JawaPos.com – Sebagai tim promosi di Liga 1 2019, Semen Padang tentu harus menyesuaikan dengan regulasi yang berlaku di kasta tertinggi tersebut. Termasuk dalam hal standar minimal stadion yang berlaku di Liga 1 2019.

Berkaca kepada pengalaman sejumlah klub Liga 1 2018 yang harus ‘terusir’ dari kandang saat pertandingan berlangsung malam hari dan disiarkan televisi, Semen Padang kini mulai memoles Stadion H Agus Salim.

Perbaikan sudah dilakukan sejak Rabu (6/2). Dalam perbaikan itu, manajemen Semen Padang sudah meminta izin kepada pemerintah kota Padang selaku pemilik stadion.

Nah, untuk proses perbaikan, mereka menggandeng PT. Lestarindo Socceer Field. Pihak Lestarindo sudah melakukan pengecekan stadion, termasuk kondisi rumput yang memang harus segera diganti.

Kualitas rumput menjadi problem yang paling serius di stadion berkapasitas 15 ribu penonton itu. Selama ini, jika stadion diguyur hujan, maka lapangan akan tergenang air. Jika tak diperbaiki, maka hal itu bisa saja Stadion H Agus Salim tak lolos verifikasi.

“Makanya saat ini sudah dilakukan pembongkaran beberapa titik lapangan yang dianggap perlu penanaman (rumput) ulang,” kata Manajer Semen Padang Win Bernardino.

Setelah penanaman ulang, baru dilakukan pemupukan. Selama itu, kondisi rumput akan terus dipantau. Diharapkan masalah rumput bisa tuntas dalam waktu tiga atau empat pekan ke depan.
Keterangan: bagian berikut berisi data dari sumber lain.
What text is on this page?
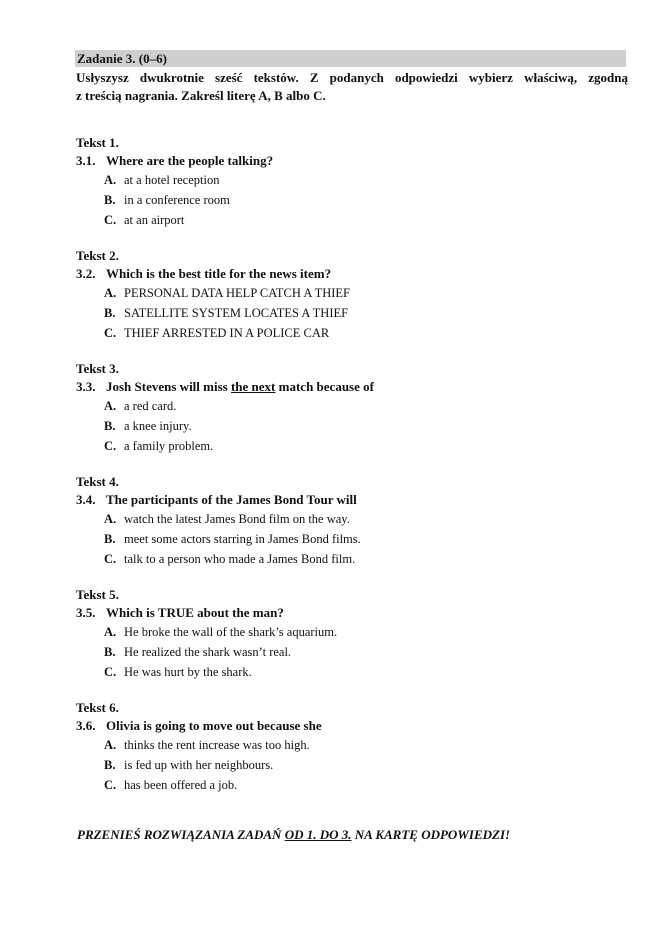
Zadanie 3. (0–6)
Usłyszysz dwukrotnie sześć tekstów. Z podanych odpowiedzi wybierz właściwą, zgodną
z treścią nagrania. Zakreśl literę A, B albo C.
Tekst 1.
3.1. Where are the people talking?
A. at a hotel reception
B. in a conference room
C. at an airport
Tekst 2.
3.2. Which is the best title for the news item?
A. PERSONAL DATA HELP CATCH A THIEF
B. SATELLITE SYSTEM LOCATES A THIEF
C. THIEF ARRESTED IN A POLICE CAR
Tekst 3.
3.3. Josh Stevens will miss the next match because of
A. a red card.
B. a knee injury.
C. a family problem.
Tekst 4.
3.4. The participants of the James Bond Tour will
A. watch the latest James Bond film on the way.
B. meet some actors starring in James Bond films.
C. talk to a person who made a James Bond film.
Tekst 5.
3.5. Which is TRUE about the man?
A. He broke the wall of the shark’s aquarium.
B. He realized the shark wasn’t real.
C. He was hurt by the shark.
Tekst 6.
3.6. Olivia is going to move out because she
A. thinks the rent increase was too high.
B. is fed up with her neighbours.
C. has been offered a job.
PRZENIEŚ ROZWIĄZANIA ZADAŃ OD 1. DO 3. NA KARTĘ ODPOWIEDZI!
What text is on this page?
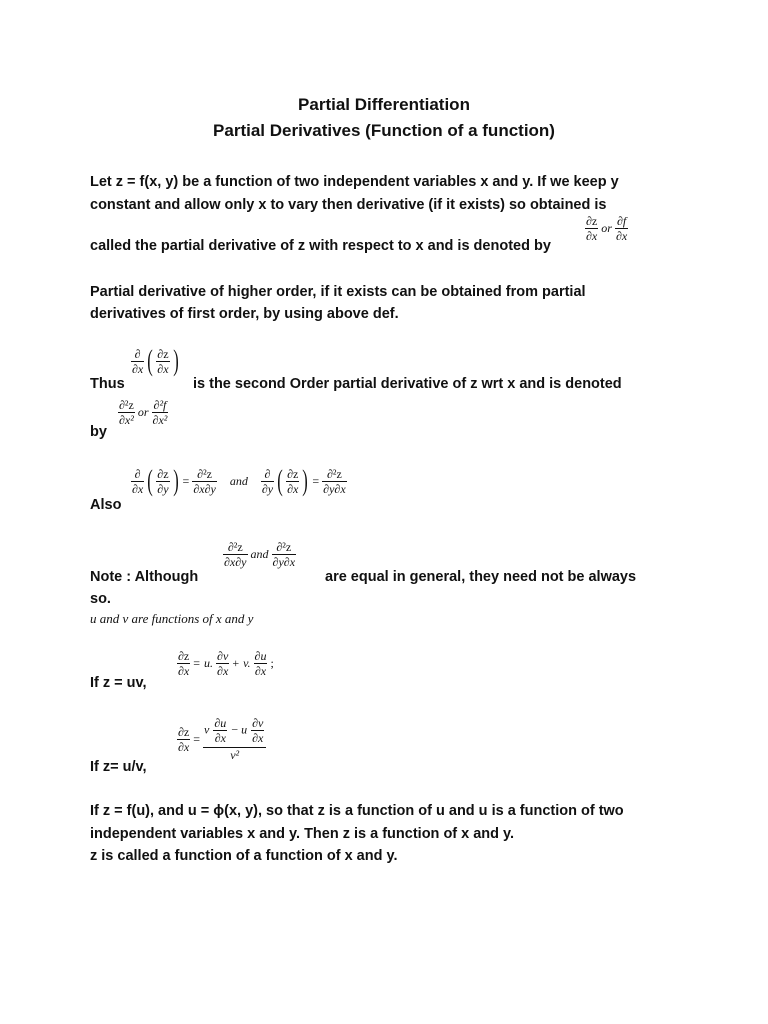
Partial Differentiation
Partial Derivatives (Function of a function)
Let z = f(x, y) be a function of two independent variables x and y. If we keep y
constant and allow only x to vary then derivative (if it exists) so obtained is
called the partial derivative of z with respect to x and is denoted by
$\frac{\partial z}{\partial x}$ or $\frac{\partial f}{\partial x}$
Partial derivative of higher order, if it exists can be obtained from partial
derivatives of first order, by using above def.
Thus
$\frac{\partial}{\partial x}$ ( $\frac{\partial z}{\partial x}$ )
is the second Order partial derivative of z wrt x and is denoted
$\frac{\text{∂²z}}{\text{∂x²}}$ or $\frac{\text{∂²f}}{\text{∂x²}}$
by
Also
$\frac{\partial}{\partial x}$ ( $\frac{\partial z}{\partial y}$ ) = $\frac{\text{∂²z}}{\partial x\partial y}$ and $\frac{\partial}{\partial y}$ ( $\frac{\partial z}{\partial x}$ ) = $\frac{\text{∂²z}}{\partial y\partial x}$
Note : Although
$\frac{\text{∂²z}}{\partial x\partial y}$ and $\frac{\text{∂²z}}{\partial y\partial x}$
are equal in general, they need not be always
so.
u and v are functions of x and y
If z = uv,
$\frac{\partial z}{\partial x} = u$. $\frac{\partial v}{\partial x} + v$. $\frac{\partial u}{\partial x}$ ;
If z= u/v,
$\frac{\partial z}{\partial x}$ =
v $\frac{\partial u}{\partial x} - u \frac{\partial v}{\partial x}$
v²
If z = f(u), and u = ϕ(x, y), so that z is a function of u and u is a function of two
independent variables x and y. Then z is a function of x and y.
z is called a function of a function of x and y.
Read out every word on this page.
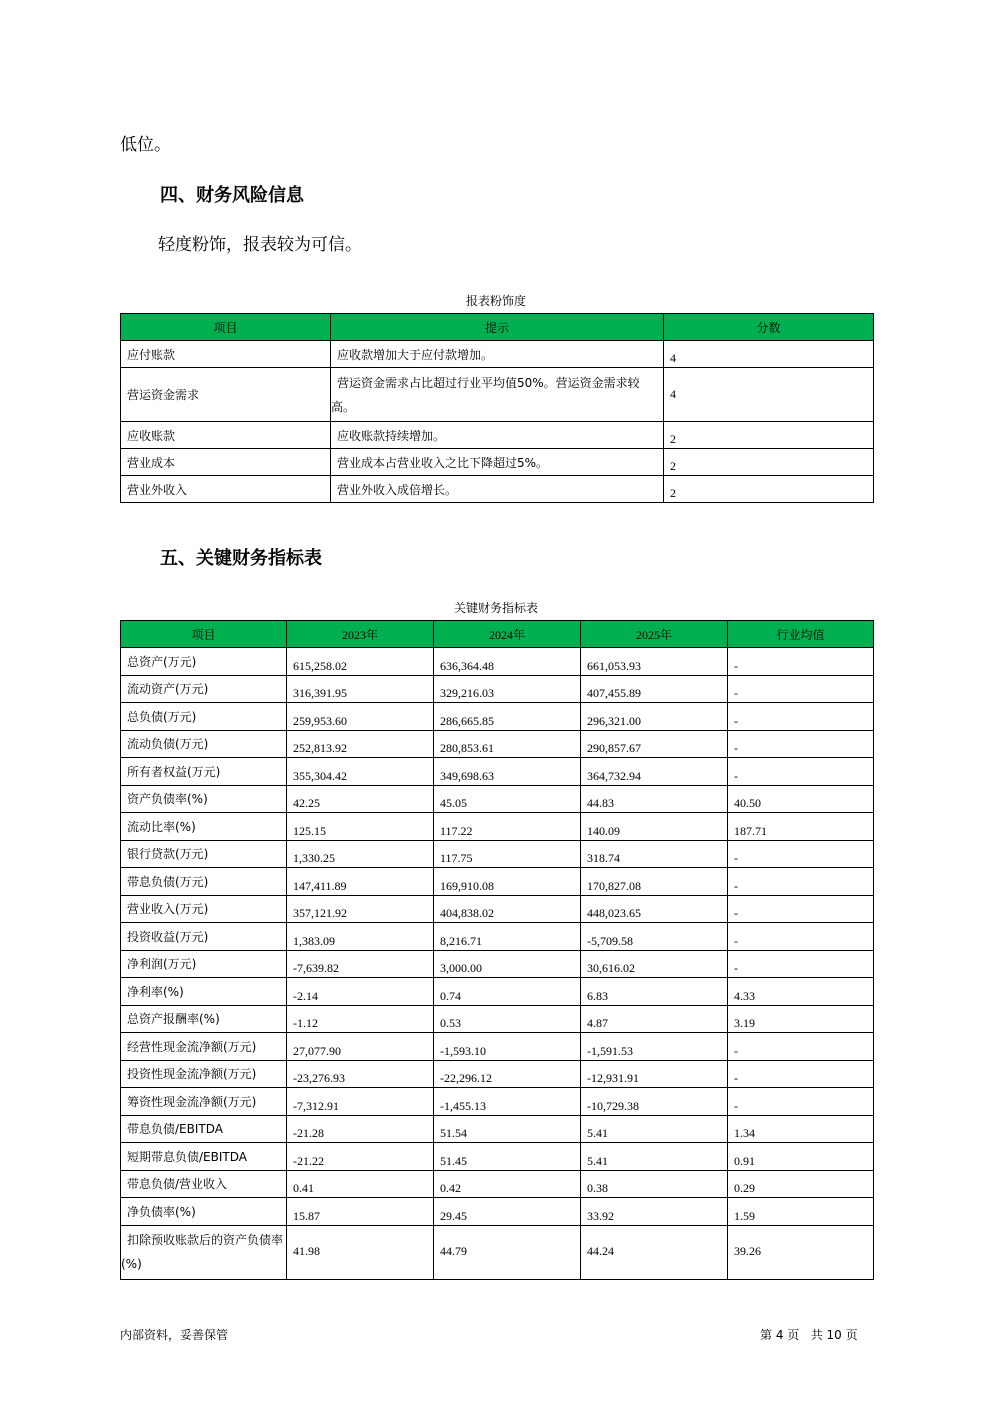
低位。
四、财务风险信息
轻度粉饰，报表较为可信。
报表粉饰度
项目	提示	分数
应付账款	应收款增加大于应付款增加。	4
营运资金需求	营运资金需求占比超过行业平均值50%。营运资金需求较高。	4
应收账款	应收账款持续增加。	2
营业成本	营业成本占营业收入之比下降超过5%。	2
营业外收入	营业外收入成倍增长。	2
五、关键财务指标表
关键财务指标表
项目	2023年	2024年	2025年	行业均值
总资产(万元)	615,258.02	636,364.48	661,053.93	-
流动资产(万元)	316,391.95	329,216.03	407,455.89	-
总负债(万元)	259,953.60	286,665.85	296,321.00	-
流动负债(万元)	252,813.92	280,853.61	290,857.67	-
所有者权益(万元)	355,304.42	349,698.63	364,732.94	-
资产负债率(%)	42.25	45.05	44.83	40.50
流动比率(%)	125.15	117.22	140.09	187.71
银行贷款(万元)	1,330.25	117.75	318.74	-
带息负债(万元)	147,411.89	169,910.08	170,827.08	-
营业收入(万元)	357,121.92	404,838.02	448,023.65	-
投资收益(万元)	1,383.09	8,216.71	-5,709.58	-
净利润(万元)	-7,639.82	3,000.00	30,616.02	-
净利率(%)	-2.14	0.74	6.83	4.33
总资产报酬率(%)	-1.12	0.53	4.87	3.19
经营性现金流净额(万元)	27,077.90	-1,593.10	-1,591.53	-
投资性现金流净额(万元)	-23,276.93	-22,296.12	-12,931.91	-
筹资性现金流净额(万元)	-7,312.91	-1,455.13	-10,729.38	-
带息负债/EBITDA	-21.28	51.54	5.41	1.34
短期带息负债/EBITDA	-21.22	51.45	5.41	0.91
带息负债/营业收入	0.41	0.42	0.38	0.29
净负债率(%)	15.87	29.45	33.92	1.59
扣除预收账款后的资产负债率(%)	41.98	44.79	44.24	39.26
内部资料，妥善保管	第 4 页   共 10 页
“Nanti kan ada proses pemupukan secara berkala dan perawatan. Nanti juga akan ada penyelarasan lapangan agar sesuai standar,” tambah Win.

Selain perbaikan kualitas rumput, tribune stadion juga akan dipercantik. “Terutama untuk pembaruan warna cat,” imbuh Win.

Dia berharap seluruh proses itu rampung sebelum proses verifikasi stadion oleh PT. Liga Indoensia Baru dilakukan. Karena kompetisi akan digelar pada Mei mendatang, kemungkinan verifikasi dilakukan pada April.

“Kami berharap tidak menjadi tim musafir di Liga 1 musim ini,” terang Win Bernardino.

Meski stadion tengah dilakukan renovasi, hal itu tak mengganggu latihan skuad Semen Padang. Mereka masih bisa melakukan latihan rutin seperti biasa.  Sebab, selama ini mereka menggunakan lapangan di kompleks PT. Semen Padang untuk menggelar latihan. Bukan di Stadion H Agus Salim, Padang.

Dalam latihan terakhir, striker Timnas Estonia, Tristan Koskor, sudah terlihat bergabung dengan Irsyad Maulana dkk. Pemain dengan tinggi 191 centimeter itu memang sudah bergabung dalam latihan sejak Rabu (6/2). Dia datang dengan status pinjaman selama satu musim dari klub asal Estonia, Tammeka.

Masuknya Koskor melengkapi tiga rekrutan asing sebelumnya. Mereka adalah Shukurali Pulatov (Uzbekistan), Nildo Juffo (Brasil), dan Mario Barcia (Argentina).